Three Essential Career Tips for the 21st Century Lawyer
So, job security in legal is dead and that every lawyer today is effectively self-employed. Lawyers guiltlessly move from job to job, role to role, growing in responsibility and income as quickly as they can while employers are also free to pivot, invest and de-invest, grow and shrink, risk and fail.
But freedom comes at a cost – particularly for the employed. While full-time employment may feel secure, many lawyers are only a few business pivots away from facing the opportunity to, yet again, “explore one’s options.” In this the golden age of entrepreneurship still others are eager to bring their own ideas to life and test them in the world. Whatever camp you fall into, here are three tips for the age of legal self-employment:
- Build a portfolio. Traditionally something reserved for artistic types, for legal professionals, a “portfolio” is a sampling of your work and a demonstration of their legal acumen and interests. While it’s true that there’s much that a lawyer can’t divulge about working with a given client or on a given matter, there’s much that they can share. One example of this trial diaries of Seattle attorney Karen Koehler. Her blog speaks volumes about her work as a lawyer and of Karen as a person. A portfolio doesn’t have to be about a lawyer’s cases, however. It can include blog posts reflecting the lawyer’s opinions on other cases in which she or he is not involved, pending legislation, legal industry news, anything. A blog or website is an ideal place to keep material like this and with the low cost of establishing either of those, it’s a no-brainer that every lawyer should have one. Inspired by the source code repository GitHub and the increasingly powerful brief analyzing tools that companies like LexMachina, Judicata, ROSS Intelligence, Casetext and others are creating, when are we going to see a legal document repository, based off of the open source “forking” model with document analysis built in? This seems like an idea that’s been lingering far too long. Nonetheless, as soon as we have it lawyers will be able to post their documents and briefs and have them subject to both human and robotic scrutiny in order to improve their quality and allow other lawyers to show off their skills at adoption and adaptation. Then a lawyer won’t need a blog or a website. They can just point would-be employers to examples of their peer and robot-reviewed work on “Lawyer GitHub.”

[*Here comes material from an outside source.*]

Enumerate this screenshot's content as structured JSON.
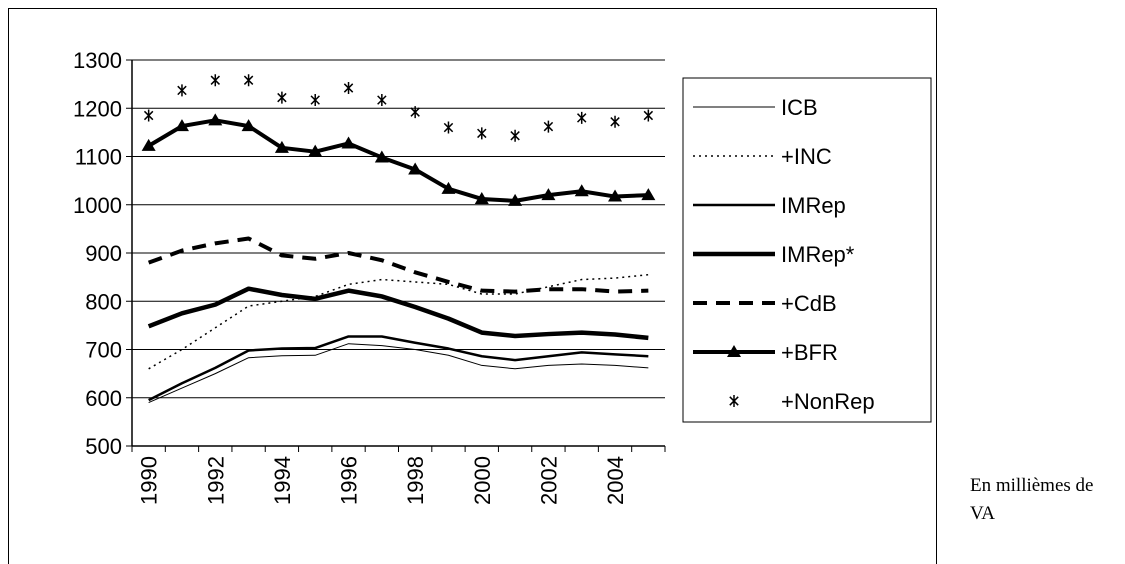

- Define a target market and figure out how to talk to them. What kind of lawyer do you want to be? What kind of people do you want to be like or surround yourself with? Do you want to work with small businesses, individual consumers, larger businesses, entrepreneurs, inventors, mommy bloggers, construction workers, the affluent, the not-so affluent? Identifying your target audience is a key first step in the age of legal self-employment. Successful lawyers in the world of self-employment will build an audience of prospective clients, hone in on their target market, and then listen to and leverage that audience in order to better understand what their audience wants and how the lawyer can serve them. Examples of this abound outside of legal (some of my favorites are Moz, Rainmaker Digital, Tim Ferriss, and Content Marketing Institute) but there are great examples of this in legal too. The most obvious examples of this in legal are niche law practices that have used the internet to build a very specific but very valuable audience. I hesitate to be even that specific because I’m sure a creative legal professional can come up with an even more compelling business opportunity once they’ve built an audience.
- Embrace the freedom aka Resilience. The fear of losing your job or the insecurity that comes from the limited predictability of a self-employment landscape is scary but it can also be freeing. While the landscape of legal-self employment means you can’t do the same exact thing for your whole career, it also means you have the opportunity to try new things either as a completely new direction or to pick up new things as you try to innovate and evolve a direction that may soon run its course. It could be something as radical and popular as learning to code, picking up design, or embracing data science, or it could be something more traditional like understanding accounting better, learning more about digital marketing, improving your public speaking or learning how to listen more effectively. Embracing the freedom of the self-employment landscape (also known more popularly today as “resilience”) will prepare lawyers to identify and capitalize on the myriad opportunities available in the constantly evolving self-employment landscape.
The landscape of legal self-employment is a mixed blessing – it’s liberating and also frightening. But it’s not going away any time soon. The first step is acknowledging the reality of the present landscape (that was last week’s post). This post is the next step: what to do about it.